Linux & UX

A quote at the top of every terminal

The idea was small enough to look easy. The implementation, like a lot of small ideas, turned out to need more care than expected.

Ramazan Yavuz
Ramazan Yavuz ·

I wanted a daily quote at the top of every new terminal. There is nothing technically interesting about that. You can do it in a one-line shell hook with curl and a public quotes API in 30 seconds, which I did, and within a week I had three problems. Opening a terminal sometimes blocked for two seconds because the API was slow. On planes I had no quote at all. My one-liner did not survive my different shell init across different machines. So I built herald, which is the same idea done the boring way: a small daemon, a CLI, a systemd timer, and a cache file. None of those parts are clever. The interesting work was in deciding which parts to have at all.


The naive shell hook makes a network request every time you open a terminal. Dozens of requests a day for a piece of information that changes once. The API is free and the operator is generous, but this is rude. The request can also fail or be slow: either you block the shell waiting on it, which is bad, or you background it and the quote appears halfway through your prompt, which is worse. And the quote should be the same all day across every terminal. If I open three terminals and get three different quotes, the experience is wrong. The quote is supposed to be a small, calm consistency.

Separating the fetch from the display fixes all three. Fetch happens on a timer, in the background, into a cache file. Display reads the cache file, which is fast and offline-friendly and consistent across shells.


A systemd timer (herald-refresh.timer) runs every three hours by default and writes a JSON object to /var/cache/herald/today.json. The fetch hits zenquotes.io with a 1.5-second timeout. If it fails, it falls back to a bundled local pool of about 30 curated quotes shipped with the package, so the tool always works offline. The terminal greeting reads the cache. The login MOTD reads the cache. Neither does any network work.

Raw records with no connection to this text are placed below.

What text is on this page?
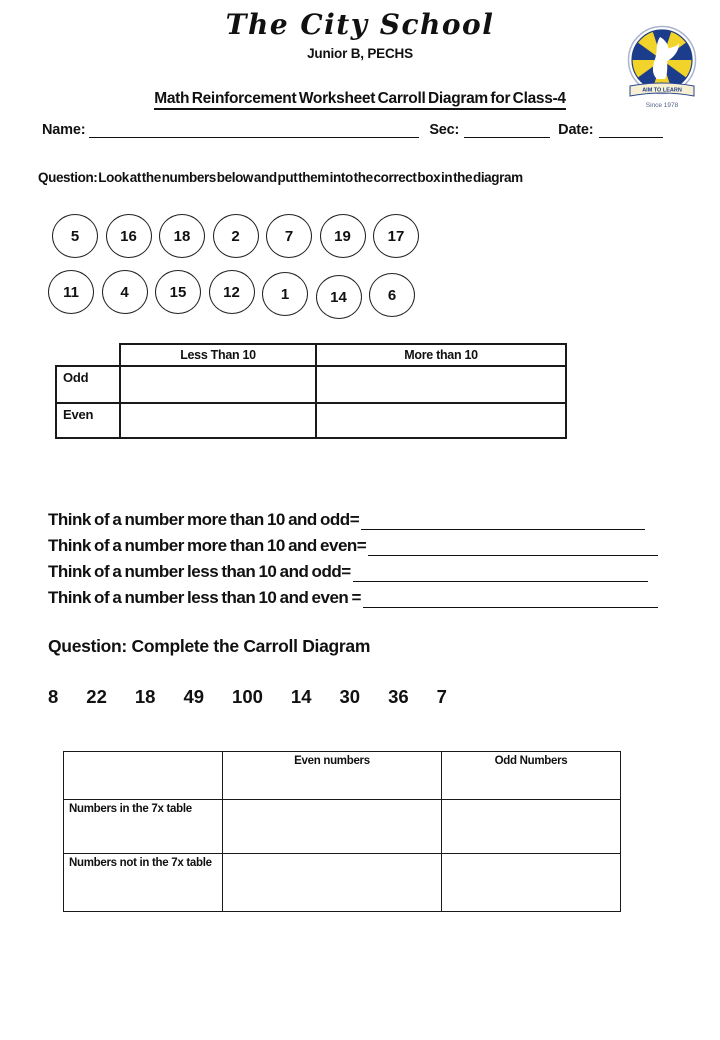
The City School
Junior B, PECHS
AIM TO LEARN
Since 1978
Math Reinforcement Worksheet Carroll Diagram for Class-4
Name:	Sec:	Date:
Question: Look at the numbers below and put them into the correct box in the diagram
5	16	18	2	7	19	17
11	4	15	12	1	14	6
	Less Than 10	More than 10
Odd		
Even		
Think of a number more than 10 and odd=
Think of a number more than 10 and even=
Think of a number less than 10 and odd=
Think of a number less than 10 and even =
Question: Complete the Carroll Diagram
8 22 18 49 100 14 30 36 7
	Even numbers	Odd Numbers
Numbers in the 7x table		
Numbers not in the 7x table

Both are fast, both are consistent, both are deterministic.

The refresh cadence is configurable in hours. sudo herald set-refresh 24 for once a day, sudo herald set-refresh 168 for once a week, sudo herald set-refresh 0 to disable online fetching entirely and rotate through the local pool only. sudo herald refresh forces it. The timer is a single-line override of the unit file, no clever scheduling logic.


Showing a quote at the top of every interactive shell sounds like the same problem as showing it at SSH login. It is not. Interactive shells on Ubuntu source /etc/profile.d/ via the login flow, but a new GUI terminal tab is often not a login shell, so /etc/profile.d/ is not sourced. I had to inject a small marker block into the user's ~/.bashrc that explicitly sources the profile.d snippet. That bashrc block is owned by herald, and sudo herald terminal off removes it.

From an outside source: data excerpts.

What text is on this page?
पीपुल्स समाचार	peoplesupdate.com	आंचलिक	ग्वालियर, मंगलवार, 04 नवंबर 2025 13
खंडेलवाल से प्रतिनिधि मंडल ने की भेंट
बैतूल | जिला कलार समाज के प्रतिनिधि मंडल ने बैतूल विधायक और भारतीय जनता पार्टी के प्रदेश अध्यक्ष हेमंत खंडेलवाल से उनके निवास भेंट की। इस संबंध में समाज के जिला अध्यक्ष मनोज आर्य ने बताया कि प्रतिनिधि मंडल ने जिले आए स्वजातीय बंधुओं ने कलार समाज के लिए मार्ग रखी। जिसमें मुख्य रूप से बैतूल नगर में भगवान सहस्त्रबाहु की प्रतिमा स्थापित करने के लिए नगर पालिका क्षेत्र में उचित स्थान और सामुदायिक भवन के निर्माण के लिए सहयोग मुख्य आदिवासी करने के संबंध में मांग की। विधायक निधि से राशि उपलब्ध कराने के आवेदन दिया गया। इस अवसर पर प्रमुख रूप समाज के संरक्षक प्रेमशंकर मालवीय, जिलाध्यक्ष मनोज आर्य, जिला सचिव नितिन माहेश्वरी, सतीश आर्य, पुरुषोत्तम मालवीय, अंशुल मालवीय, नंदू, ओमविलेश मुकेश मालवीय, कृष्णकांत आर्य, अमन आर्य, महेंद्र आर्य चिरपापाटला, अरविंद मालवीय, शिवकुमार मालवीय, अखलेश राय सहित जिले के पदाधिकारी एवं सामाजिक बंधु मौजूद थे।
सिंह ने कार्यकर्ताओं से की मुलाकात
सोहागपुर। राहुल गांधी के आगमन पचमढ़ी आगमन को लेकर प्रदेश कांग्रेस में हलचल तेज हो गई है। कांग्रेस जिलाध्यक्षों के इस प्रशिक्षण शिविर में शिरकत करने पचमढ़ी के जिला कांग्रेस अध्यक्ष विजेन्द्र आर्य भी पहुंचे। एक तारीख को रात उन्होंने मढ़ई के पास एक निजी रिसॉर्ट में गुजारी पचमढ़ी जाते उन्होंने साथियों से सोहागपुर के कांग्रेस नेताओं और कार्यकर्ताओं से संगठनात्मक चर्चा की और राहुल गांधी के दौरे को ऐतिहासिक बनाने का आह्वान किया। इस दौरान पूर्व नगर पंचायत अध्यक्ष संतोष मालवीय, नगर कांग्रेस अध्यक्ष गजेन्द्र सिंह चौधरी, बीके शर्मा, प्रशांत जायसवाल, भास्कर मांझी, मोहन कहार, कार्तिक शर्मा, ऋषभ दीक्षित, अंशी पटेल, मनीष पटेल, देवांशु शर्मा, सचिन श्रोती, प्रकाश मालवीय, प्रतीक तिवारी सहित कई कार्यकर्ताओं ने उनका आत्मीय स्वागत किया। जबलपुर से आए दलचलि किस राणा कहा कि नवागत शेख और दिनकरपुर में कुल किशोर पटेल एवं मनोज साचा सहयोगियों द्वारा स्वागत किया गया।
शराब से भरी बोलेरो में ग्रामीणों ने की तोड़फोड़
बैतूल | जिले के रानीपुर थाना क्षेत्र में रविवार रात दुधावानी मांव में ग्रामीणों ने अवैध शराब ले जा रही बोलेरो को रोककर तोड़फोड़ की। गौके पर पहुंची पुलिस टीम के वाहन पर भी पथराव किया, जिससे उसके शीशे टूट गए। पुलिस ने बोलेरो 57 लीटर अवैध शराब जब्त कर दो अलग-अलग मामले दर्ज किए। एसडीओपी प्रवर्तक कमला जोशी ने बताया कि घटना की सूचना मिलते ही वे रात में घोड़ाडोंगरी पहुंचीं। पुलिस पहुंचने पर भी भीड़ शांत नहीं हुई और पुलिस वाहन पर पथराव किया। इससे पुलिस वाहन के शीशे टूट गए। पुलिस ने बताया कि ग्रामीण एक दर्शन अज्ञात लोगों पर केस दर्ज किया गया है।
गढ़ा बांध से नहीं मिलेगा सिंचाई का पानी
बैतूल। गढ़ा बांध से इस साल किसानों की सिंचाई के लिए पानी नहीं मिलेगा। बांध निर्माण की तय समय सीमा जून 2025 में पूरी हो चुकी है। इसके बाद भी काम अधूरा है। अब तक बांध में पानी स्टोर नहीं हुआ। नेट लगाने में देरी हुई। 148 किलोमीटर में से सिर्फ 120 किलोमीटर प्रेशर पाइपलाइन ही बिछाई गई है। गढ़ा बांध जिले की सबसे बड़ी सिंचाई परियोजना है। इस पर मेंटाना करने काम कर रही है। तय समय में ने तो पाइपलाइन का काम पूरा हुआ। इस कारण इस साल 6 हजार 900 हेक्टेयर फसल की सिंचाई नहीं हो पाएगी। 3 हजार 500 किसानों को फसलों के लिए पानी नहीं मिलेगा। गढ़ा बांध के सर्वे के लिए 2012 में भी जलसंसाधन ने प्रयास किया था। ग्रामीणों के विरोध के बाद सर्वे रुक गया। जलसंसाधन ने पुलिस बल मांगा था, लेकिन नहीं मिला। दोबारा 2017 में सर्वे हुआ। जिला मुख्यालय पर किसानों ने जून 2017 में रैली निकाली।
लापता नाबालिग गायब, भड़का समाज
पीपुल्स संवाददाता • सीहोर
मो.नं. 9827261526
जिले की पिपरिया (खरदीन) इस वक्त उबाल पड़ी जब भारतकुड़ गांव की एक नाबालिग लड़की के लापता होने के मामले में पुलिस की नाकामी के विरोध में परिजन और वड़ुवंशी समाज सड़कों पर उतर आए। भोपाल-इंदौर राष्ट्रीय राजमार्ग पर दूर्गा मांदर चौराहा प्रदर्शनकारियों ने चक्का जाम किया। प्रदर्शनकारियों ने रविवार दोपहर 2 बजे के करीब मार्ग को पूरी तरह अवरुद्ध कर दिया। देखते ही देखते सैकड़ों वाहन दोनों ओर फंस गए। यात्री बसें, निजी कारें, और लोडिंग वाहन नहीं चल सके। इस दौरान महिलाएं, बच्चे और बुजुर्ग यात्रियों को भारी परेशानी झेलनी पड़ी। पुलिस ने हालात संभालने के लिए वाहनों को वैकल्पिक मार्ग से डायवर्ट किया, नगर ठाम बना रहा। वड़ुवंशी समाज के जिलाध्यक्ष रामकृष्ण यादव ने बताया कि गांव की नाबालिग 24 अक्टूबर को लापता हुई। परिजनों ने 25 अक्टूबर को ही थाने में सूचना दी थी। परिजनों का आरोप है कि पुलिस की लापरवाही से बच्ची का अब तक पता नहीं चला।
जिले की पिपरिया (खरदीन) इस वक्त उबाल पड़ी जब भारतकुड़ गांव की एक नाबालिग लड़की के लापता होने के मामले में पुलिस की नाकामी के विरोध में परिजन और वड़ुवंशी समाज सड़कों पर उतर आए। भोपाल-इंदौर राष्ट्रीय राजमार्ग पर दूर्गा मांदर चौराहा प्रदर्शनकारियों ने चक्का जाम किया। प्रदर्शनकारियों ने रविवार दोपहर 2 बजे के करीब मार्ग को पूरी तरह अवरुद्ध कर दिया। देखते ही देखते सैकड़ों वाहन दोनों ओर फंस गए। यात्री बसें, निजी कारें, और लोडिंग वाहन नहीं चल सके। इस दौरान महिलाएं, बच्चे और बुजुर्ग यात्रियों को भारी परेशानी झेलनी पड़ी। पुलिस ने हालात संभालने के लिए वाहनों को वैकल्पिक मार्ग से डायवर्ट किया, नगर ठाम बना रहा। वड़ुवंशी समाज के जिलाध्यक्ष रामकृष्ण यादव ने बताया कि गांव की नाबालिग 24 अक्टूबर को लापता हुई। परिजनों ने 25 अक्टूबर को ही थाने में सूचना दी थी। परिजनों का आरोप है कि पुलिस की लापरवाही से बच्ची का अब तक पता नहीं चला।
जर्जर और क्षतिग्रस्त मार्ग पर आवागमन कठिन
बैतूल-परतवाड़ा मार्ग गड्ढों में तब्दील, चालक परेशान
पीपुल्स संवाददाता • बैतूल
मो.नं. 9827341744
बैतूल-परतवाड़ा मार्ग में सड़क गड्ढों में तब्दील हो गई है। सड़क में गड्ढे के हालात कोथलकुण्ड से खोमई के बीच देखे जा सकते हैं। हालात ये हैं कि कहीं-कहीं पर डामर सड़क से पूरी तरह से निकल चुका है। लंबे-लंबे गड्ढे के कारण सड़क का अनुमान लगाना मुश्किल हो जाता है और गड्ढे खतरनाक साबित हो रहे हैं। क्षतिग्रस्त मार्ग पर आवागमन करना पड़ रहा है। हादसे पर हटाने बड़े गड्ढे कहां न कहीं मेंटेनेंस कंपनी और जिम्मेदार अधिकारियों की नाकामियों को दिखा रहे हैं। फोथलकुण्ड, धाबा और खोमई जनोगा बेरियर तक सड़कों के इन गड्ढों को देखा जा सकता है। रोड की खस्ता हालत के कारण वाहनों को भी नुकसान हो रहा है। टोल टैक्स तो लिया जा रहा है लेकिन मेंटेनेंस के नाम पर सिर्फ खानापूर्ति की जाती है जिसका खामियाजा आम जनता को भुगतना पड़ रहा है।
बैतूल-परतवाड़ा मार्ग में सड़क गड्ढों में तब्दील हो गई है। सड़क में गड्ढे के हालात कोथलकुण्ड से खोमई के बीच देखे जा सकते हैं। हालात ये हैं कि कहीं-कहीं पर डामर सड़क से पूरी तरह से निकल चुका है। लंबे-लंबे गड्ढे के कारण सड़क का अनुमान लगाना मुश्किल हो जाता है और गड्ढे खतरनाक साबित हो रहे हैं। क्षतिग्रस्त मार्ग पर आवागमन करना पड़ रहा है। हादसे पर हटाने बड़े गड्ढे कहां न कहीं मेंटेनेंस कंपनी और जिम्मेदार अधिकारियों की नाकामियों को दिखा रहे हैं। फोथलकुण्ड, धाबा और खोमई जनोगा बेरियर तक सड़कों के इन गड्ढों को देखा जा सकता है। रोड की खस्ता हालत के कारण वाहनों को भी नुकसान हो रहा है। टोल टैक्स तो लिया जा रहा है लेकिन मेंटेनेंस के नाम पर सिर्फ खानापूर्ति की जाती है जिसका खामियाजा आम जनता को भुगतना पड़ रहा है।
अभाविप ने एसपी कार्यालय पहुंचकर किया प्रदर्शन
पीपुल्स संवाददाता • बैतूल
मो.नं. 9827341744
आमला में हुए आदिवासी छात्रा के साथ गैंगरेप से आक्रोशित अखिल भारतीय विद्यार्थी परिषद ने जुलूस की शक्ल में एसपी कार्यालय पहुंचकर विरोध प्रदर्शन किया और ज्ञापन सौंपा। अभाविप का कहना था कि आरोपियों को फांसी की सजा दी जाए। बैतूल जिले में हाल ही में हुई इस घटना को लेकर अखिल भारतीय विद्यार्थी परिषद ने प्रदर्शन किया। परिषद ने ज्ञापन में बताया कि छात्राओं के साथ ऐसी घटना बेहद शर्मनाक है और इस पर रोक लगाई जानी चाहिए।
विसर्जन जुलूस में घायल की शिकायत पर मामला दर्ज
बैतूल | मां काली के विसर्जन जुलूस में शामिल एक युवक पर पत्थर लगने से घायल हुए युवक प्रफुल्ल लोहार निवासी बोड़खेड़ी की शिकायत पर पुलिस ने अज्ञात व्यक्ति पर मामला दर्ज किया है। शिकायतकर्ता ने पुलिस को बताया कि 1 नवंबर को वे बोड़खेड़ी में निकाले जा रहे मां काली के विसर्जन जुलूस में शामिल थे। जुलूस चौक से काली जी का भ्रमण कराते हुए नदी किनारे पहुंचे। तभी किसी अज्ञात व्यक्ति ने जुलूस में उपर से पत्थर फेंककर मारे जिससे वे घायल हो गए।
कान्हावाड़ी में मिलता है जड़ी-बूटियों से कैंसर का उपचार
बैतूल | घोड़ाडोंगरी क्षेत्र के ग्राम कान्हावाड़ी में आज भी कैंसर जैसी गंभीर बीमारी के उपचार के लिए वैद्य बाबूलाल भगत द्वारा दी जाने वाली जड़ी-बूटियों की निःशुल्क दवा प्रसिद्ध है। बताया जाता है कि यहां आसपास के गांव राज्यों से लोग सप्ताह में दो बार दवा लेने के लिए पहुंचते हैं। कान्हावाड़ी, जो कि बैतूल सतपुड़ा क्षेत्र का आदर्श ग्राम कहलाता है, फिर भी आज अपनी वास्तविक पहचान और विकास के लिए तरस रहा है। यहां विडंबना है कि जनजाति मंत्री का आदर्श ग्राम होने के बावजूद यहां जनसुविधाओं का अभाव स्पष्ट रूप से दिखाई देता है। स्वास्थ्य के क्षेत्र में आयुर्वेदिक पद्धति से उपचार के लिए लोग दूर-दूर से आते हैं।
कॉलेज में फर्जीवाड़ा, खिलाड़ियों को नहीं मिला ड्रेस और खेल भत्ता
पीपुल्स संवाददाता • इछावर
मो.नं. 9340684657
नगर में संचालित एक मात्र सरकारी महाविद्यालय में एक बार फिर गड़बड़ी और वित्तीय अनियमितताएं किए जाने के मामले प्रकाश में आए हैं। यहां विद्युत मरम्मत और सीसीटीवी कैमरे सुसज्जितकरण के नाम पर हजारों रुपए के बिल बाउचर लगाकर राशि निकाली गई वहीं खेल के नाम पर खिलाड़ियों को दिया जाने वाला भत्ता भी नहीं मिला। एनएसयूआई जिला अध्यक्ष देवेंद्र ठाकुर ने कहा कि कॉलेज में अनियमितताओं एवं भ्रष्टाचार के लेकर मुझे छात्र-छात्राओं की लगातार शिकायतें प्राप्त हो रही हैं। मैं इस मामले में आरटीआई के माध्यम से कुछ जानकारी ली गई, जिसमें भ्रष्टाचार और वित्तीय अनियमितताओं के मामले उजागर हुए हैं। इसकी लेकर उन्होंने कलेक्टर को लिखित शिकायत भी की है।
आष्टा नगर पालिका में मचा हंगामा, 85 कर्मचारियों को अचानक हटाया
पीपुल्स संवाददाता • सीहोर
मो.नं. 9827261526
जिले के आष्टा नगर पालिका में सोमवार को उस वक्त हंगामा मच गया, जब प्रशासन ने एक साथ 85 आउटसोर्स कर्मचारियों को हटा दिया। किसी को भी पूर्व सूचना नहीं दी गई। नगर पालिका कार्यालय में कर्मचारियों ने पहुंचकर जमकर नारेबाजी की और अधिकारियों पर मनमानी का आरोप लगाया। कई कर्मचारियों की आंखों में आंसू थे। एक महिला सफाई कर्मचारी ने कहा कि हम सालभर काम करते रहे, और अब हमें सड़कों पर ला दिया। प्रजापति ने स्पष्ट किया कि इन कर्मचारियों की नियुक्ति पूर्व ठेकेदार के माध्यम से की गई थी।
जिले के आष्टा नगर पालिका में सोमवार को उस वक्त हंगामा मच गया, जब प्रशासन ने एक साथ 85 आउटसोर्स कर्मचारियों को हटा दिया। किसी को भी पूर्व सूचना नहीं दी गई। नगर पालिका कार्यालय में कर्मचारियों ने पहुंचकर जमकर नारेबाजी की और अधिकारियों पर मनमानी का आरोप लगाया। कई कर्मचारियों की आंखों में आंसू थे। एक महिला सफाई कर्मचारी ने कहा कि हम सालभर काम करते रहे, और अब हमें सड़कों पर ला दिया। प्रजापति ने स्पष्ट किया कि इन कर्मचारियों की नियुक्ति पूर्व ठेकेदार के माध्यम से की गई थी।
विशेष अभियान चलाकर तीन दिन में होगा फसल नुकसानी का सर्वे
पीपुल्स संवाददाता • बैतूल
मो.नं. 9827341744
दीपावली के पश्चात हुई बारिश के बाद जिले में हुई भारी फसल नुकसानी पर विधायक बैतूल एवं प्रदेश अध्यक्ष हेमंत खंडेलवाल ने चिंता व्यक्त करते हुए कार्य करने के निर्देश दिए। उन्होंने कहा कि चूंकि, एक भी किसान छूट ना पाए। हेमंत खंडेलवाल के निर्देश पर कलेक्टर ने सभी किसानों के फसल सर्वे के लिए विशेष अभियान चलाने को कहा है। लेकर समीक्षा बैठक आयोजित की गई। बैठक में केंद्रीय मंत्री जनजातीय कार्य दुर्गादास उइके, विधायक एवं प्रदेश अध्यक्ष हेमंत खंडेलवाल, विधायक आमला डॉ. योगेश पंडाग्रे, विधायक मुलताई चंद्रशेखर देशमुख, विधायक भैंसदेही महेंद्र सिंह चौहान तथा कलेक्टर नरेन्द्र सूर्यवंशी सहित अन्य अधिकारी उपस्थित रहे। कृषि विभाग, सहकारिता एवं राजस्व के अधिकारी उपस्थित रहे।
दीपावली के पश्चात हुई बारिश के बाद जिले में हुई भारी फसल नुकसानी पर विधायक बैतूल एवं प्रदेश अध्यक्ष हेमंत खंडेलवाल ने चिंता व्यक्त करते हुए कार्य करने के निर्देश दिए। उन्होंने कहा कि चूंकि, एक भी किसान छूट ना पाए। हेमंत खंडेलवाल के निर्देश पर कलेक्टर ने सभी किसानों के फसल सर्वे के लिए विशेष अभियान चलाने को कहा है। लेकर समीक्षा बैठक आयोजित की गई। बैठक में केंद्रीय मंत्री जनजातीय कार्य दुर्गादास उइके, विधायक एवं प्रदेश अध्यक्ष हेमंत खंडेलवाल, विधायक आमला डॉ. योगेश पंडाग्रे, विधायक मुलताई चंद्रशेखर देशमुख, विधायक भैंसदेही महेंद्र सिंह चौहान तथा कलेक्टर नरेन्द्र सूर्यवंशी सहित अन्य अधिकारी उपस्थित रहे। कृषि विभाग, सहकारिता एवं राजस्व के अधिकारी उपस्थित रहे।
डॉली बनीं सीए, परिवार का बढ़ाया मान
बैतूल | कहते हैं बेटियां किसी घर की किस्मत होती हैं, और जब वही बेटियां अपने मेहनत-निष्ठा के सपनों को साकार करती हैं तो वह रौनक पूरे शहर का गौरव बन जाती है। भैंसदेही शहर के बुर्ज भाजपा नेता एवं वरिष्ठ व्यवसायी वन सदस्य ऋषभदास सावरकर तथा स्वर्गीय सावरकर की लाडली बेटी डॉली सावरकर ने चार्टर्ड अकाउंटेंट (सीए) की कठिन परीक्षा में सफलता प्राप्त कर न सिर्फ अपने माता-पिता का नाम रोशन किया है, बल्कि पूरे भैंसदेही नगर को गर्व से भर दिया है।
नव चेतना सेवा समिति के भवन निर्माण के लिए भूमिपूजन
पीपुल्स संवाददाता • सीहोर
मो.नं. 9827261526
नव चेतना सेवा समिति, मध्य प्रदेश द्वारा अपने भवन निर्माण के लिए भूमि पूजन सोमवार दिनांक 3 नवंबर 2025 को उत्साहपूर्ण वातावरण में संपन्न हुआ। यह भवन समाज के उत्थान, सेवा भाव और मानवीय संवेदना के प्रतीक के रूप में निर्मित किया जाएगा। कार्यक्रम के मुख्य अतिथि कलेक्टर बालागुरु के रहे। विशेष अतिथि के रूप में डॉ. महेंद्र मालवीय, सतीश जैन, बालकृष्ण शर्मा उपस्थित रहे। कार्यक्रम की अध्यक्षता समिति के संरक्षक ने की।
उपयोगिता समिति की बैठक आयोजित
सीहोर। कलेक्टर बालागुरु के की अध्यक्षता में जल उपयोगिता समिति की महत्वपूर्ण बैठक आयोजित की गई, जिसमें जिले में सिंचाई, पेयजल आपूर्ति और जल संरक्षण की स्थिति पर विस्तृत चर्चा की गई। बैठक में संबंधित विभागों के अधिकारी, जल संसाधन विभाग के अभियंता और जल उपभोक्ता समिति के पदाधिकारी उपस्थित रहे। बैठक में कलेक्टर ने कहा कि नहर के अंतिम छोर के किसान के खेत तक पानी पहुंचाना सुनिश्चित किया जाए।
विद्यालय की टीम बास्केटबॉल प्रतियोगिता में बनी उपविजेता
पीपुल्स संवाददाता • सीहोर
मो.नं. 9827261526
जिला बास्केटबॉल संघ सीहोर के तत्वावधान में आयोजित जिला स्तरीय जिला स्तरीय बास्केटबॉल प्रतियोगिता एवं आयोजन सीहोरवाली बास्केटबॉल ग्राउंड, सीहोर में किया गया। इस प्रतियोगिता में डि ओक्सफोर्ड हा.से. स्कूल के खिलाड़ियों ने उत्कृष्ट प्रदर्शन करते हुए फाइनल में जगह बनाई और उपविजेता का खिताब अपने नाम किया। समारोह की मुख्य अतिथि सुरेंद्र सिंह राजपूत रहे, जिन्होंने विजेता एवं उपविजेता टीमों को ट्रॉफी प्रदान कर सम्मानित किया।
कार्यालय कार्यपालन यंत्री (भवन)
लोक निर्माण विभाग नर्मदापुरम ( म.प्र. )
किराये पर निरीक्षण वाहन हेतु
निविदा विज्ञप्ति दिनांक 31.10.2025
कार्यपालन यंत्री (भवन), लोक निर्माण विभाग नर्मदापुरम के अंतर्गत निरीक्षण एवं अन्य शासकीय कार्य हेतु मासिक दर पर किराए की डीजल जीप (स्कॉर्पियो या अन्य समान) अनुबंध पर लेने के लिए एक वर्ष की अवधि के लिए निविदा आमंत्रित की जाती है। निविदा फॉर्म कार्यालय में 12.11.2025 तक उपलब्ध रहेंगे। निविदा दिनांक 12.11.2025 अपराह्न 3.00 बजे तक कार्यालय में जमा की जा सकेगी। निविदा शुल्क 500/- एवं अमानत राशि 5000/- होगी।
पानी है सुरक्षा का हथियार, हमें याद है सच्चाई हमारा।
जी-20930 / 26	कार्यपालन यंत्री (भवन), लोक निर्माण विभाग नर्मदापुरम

SSH, console, and display-manager logins use the update-motd system, which means dropping a script in /etc/update-motd.d/. That requires the update-motd package, which on Debian and Ubuntu is a Suggests, not Recommends. So laptop-only users do not pull it in by default. The CLI warns at runtime if you enable MOTD on a system without it.

Both surfaces are off by default. sudo herald terminal on and sudo herald motd on toggle them independently. Their independence matters: I want the quote on every new terminal but not in my SSH banner. Someone else might want the opposite.


Herald fetches from a third-party service. I do not control the content. If zenquotes serves a quote I find tasteless, it will show up on someone's terminal, and the README is loud about that. Disable online fetching with set-refresh 0 if you want to rely on the bundled pool only.

Online fetching is on by default, with a clear opt-out, rather than the other way around. The offline pool by itself gets stale quickly: 30 quotes rotating start to feel familiar within a week, and the online refresh is what keeps things fresh. The compromise is that the install is loud about what it does, and turning the network off is one command.


The thing I keep coming back to is how much complexity hides inside small utilities once you take their non-obvious failure modes seriously. The first version of herald was 20 lines of shell. The shipped version is a daemon, a timer, a cache, two integration paths, a fallback pool, and a CLI. None of that is overkill. The complexity exists because shell startup matters, network failures happen, login banners and shell greetings have different plumbing, and a feature that works on my laptop but breaks on someone else's headless server is not really a feature.

There is no novel algorithm in herald. The interesting work was deciding when to fetch, when to display, what to do when the network fails, and how to keep two display surfaces in sync. Boring problems, well solved, are the bulk of any software that lives on people's machines. If your terminal greets you with a Knuth quote in the morning and you do not have to think about it ever, herald is doing its job.